Tuesday, October 11, 2005

Fwd: From: 5124134951 Msg:It was a hoax. Are you surprised?

smitten

jeez luiz!!! I've kinda become quite obsessed with this blogging business. Does that happen to everyone? I wonder.

I also wonder if I'm this obsessed with it now with NO comments ;-)... how obsessed will I be if anyone actually starts reading them?

Well, off for a motorcycle ride... and maybe a little wine.

Just found a nice travel blog

Just found a cool travel blog that I might use as a model for future travel blogs. I'm wondering if the guy is just like me and doing it for the love of it.. or, if he get's paid to do this.

Oh how cool would it be if someone actually paid me to do what I love and do anyway?

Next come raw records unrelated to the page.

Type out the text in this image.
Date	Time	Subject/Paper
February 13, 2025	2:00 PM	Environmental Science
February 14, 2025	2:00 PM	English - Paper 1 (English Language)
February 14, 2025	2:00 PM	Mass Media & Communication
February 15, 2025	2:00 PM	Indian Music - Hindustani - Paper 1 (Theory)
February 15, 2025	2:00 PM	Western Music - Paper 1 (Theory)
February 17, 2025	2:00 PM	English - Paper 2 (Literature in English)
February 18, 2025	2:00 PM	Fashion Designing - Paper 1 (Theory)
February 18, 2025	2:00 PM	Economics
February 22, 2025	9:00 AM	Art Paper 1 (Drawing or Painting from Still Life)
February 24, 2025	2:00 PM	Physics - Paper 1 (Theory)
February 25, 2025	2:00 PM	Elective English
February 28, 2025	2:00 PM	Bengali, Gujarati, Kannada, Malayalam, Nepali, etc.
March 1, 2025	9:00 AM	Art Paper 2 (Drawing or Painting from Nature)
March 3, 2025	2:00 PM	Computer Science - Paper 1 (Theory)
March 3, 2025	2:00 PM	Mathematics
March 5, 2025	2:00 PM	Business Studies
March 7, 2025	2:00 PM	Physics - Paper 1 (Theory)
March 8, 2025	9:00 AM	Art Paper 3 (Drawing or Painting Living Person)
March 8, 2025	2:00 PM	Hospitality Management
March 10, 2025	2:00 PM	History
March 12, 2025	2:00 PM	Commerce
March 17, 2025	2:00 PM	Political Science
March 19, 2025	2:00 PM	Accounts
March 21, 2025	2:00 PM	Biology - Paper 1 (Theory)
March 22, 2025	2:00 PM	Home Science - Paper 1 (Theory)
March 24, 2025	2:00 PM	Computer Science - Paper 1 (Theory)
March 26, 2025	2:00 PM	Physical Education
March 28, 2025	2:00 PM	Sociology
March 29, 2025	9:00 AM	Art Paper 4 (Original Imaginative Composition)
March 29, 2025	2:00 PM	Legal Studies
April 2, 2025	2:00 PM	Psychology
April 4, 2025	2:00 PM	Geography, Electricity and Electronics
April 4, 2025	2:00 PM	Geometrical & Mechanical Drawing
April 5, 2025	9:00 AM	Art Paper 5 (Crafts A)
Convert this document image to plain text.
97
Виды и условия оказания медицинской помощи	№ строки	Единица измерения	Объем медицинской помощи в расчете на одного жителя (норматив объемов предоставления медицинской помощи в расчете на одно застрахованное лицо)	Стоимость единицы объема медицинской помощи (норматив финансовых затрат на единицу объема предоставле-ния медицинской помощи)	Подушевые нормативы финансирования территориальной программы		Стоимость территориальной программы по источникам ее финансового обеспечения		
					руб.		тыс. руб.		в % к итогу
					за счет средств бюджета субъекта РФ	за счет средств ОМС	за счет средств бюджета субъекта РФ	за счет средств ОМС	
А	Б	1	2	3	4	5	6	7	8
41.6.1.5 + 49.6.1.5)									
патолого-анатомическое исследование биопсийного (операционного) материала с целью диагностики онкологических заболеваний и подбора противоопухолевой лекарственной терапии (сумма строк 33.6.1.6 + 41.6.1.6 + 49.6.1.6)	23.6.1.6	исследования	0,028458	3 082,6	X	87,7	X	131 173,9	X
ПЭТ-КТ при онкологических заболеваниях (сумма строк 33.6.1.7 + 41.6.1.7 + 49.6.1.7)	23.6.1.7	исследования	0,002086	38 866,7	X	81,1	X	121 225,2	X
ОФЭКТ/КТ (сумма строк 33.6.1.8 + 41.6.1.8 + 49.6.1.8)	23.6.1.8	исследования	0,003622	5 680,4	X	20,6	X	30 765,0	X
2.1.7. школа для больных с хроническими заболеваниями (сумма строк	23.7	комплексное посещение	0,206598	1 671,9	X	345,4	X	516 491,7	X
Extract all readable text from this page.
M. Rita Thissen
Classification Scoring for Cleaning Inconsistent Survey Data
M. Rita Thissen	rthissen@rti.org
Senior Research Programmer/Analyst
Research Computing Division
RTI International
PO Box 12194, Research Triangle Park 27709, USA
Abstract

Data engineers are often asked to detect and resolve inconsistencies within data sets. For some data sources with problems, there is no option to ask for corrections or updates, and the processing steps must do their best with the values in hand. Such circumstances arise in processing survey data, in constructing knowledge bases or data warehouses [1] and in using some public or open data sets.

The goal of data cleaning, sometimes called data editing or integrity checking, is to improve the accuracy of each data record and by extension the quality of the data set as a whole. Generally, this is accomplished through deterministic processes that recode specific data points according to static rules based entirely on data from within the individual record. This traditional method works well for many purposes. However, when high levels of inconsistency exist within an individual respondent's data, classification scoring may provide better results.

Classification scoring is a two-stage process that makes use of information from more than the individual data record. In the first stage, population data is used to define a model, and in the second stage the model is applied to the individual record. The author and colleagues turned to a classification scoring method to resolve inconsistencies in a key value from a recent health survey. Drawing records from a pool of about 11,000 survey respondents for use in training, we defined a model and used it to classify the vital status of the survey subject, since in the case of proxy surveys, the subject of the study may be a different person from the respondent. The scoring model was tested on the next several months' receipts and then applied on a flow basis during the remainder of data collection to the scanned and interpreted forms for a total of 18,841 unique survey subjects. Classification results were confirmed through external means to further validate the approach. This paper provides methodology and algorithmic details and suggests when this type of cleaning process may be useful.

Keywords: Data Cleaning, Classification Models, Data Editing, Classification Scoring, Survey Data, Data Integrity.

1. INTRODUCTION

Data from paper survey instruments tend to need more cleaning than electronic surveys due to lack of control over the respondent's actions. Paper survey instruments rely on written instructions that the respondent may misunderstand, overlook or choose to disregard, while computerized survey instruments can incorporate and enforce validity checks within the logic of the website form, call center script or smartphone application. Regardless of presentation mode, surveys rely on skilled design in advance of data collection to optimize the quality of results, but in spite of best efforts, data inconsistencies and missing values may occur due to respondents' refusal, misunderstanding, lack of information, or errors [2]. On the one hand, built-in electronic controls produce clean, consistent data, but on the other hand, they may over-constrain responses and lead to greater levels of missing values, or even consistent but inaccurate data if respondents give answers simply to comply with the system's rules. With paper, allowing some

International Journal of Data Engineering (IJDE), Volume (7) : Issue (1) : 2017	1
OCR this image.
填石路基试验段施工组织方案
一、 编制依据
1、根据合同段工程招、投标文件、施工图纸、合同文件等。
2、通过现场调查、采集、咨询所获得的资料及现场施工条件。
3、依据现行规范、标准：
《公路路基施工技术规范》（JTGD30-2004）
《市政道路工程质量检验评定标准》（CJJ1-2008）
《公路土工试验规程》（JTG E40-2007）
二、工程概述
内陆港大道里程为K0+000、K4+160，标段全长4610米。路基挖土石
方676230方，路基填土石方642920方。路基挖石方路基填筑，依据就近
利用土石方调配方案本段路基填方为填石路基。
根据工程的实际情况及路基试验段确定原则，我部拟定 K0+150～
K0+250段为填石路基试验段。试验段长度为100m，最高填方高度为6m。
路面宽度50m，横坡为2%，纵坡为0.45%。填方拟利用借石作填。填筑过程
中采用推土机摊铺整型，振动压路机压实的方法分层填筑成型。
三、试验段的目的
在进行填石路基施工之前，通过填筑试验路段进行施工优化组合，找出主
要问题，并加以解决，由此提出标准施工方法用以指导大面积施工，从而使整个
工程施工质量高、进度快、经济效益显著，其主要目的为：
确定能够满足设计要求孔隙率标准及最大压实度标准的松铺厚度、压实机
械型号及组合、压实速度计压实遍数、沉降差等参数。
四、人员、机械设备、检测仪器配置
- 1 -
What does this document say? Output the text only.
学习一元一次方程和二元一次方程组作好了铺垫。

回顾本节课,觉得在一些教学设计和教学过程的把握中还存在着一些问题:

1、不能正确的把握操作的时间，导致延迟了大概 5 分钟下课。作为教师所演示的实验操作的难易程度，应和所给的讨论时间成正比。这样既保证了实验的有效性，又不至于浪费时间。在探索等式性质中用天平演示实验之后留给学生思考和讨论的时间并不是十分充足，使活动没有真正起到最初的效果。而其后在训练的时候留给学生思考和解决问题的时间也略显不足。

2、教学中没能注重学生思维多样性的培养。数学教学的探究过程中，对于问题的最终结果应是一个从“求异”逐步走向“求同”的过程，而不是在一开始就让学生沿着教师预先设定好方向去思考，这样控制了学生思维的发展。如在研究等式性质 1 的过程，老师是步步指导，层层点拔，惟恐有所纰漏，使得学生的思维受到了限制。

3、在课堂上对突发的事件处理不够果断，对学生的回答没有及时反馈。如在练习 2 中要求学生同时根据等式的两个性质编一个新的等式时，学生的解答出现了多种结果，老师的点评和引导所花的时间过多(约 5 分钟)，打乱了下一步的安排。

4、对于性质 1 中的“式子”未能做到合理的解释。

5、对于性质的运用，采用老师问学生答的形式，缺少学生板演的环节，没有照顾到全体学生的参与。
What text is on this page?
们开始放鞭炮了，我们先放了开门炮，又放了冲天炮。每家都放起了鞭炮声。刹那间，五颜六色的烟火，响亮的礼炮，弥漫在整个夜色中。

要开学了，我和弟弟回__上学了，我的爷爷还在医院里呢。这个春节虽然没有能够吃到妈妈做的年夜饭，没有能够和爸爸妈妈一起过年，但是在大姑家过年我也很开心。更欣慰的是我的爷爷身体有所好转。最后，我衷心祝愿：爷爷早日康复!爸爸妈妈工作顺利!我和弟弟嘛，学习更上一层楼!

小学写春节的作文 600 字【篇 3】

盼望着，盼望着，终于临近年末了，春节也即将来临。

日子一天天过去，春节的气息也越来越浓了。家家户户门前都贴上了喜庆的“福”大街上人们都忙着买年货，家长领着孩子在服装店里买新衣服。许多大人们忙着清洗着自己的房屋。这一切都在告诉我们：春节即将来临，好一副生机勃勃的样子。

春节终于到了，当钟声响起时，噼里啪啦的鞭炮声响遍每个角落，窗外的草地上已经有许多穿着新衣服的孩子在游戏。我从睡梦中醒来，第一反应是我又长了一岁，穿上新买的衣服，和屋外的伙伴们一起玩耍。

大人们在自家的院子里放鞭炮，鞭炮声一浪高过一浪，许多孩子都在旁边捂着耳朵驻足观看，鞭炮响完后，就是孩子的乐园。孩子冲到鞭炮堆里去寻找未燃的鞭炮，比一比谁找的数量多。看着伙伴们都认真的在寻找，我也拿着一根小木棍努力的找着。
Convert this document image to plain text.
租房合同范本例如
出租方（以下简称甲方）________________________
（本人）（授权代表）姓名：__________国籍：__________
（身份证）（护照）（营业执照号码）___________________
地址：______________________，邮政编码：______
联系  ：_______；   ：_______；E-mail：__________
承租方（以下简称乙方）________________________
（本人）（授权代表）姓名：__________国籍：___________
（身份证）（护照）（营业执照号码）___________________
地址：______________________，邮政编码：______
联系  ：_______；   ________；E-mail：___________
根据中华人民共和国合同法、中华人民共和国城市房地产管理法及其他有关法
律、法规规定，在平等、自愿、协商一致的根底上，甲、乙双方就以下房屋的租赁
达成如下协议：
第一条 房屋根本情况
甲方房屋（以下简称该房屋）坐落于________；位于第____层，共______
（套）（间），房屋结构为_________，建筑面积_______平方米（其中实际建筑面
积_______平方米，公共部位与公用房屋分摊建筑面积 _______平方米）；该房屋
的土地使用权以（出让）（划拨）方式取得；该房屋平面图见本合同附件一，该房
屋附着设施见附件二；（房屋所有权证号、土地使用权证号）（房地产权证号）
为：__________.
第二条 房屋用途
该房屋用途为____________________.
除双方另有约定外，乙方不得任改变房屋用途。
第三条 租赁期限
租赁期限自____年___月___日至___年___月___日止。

  • World Scott Travel Writing
  • Monday, October 10, 2005

    Its uery odd to be blogging to myself. Like documenting someone talking to themself. But it does seem to make you feel somewhat less alone... even if your company is merely your "self". ;-)

    Just sitting having coffee wondering.

    Just keeping it fresh


    Well, I think I've been bit by the blog bug. Just discovered them Friday and now on Monday I have 3 blogs. ;-)

    A feeling has dawned on me recently. For years now, I have fought against Bush. I've railed against these fascists every chance I could get. I loathe to even see any of this cronies faces in the press... and dreamed of there ultimate "outing" as lying criminals.

    fI couldn't see how anyone could get behind these people and support them. Even the religious, evangelical types... how the hell could they support a "war president"? That was REALLY beyond me.

    But now that many of these folks are starting to catch on and realize what a monster they've been supporting... now that George's polls are falling and his support base crumbling... now that even many of his loyal pundits are cursing his name.... instead of happy, I kinda feel sad. Even more sad than having to swallow that some people supported a fascist. I'm more sad now because it doesn't really matter so much that these blind followers are finally waking up. The damage has been done. We're hated, trapped in a war, all the weathly have been payed up with record profits, companies like Halliburton will be busy for many years, everyone Bush sold us out for are happy and nothing will take that away from them.

    But all of us, regardless of whether or not any kind of impeachment takes place are still left holding the bag, the bill, and pain.

    They royally screwed over most of us, and appear that they and their wealthy pals will get away with it regardless.